When Covid hospital cases fall and pressure on the NHS is lifted, “that is the point at which we can look to lift the restrictions”, said Mr Hancock.

“The goal is not to ensure that we vaccinate the whole population before that point, it is to vaccinate those who are vulnerable. Then that’s the moment at which we can carefully start to lift the restrictions.”

Boris Johnson has set a target of vaccinating 13 million people who are over 70, ‘clinically extremely vulnerable' or care workers by mid-February, in a campaign which advisers have suggested will cut hospitalisations by 99 per cent.

Even though a majority of Britons will still have no immunity at that point, Mr Hancock said it would nonetheless be time to “cry freedom”.

It was “wonderful” that a quarter of over-80s have already had their first dose, he said, because it meant that - in two or three weeks time, when their protection begins - the number of potential deaths should be reduced by one-eighth at a stroke.

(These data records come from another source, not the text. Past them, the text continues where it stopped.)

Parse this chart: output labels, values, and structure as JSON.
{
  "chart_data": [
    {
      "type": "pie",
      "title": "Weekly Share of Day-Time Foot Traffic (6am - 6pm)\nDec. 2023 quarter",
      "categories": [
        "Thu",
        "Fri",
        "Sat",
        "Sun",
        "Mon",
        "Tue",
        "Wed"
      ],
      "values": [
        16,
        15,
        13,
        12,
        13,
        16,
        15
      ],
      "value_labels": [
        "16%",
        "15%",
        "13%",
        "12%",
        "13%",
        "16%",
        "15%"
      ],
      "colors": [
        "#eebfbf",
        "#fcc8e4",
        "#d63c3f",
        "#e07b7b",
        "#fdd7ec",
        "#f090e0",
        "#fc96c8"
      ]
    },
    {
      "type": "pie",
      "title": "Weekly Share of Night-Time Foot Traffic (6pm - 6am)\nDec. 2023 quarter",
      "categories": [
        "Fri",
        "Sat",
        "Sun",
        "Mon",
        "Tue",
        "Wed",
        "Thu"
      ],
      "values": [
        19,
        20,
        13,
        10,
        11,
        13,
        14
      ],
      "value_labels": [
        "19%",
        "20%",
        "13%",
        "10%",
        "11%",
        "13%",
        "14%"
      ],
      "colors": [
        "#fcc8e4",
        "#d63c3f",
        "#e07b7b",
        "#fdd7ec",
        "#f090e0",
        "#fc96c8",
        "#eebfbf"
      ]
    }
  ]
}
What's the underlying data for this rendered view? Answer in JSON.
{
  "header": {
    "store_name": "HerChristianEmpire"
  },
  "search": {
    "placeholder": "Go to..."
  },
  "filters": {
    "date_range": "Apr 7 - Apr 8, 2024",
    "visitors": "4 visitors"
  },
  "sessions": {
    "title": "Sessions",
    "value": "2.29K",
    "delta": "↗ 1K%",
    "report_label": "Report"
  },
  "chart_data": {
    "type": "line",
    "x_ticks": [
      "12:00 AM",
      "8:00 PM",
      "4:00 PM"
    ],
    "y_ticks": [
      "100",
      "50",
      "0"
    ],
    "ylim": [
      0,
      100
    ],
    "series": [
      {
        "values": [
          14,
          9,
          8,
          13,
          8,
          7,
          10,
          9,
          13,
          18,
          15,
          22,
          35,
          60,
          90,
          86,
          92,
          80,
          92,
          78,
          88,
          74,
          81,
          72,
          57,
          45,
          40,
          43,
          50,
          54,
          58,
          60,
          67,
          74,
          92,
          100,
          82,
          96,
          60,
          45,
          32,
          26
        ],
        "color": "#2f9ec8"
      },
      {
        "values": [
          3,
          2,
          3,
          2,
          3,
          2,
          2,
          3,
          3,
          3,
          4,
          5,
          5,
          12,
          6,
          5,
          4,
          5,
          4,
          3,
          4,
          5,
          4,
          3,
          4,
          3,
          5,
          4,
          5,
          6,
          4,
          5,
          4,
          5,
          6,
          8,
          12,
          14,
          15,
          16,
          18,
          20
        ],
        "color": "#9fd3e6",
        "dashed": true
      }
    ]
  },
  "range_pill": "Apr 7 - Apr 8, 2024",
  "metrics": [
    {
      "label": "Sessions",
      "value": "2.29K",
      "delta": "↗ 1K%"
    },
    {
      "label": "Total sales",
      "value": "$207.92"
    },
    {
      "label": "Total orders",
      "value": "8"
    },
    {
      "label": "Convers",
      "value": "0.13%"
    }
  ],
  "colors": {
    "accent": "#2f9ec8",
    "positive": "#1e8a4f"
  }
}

“About half of the deaths occur in people aged over 80,” he said. “But a quarter of the population aged over 80 have already had their first dose. That’s a wonderful statistic, because that means that a quarter of the people who are most likely to die have already been vaccinated.’

“That is the route out — to see the breaking of the link between cases and the hospitalisations and deaths that have, until now, followed with ruthless inevitability.”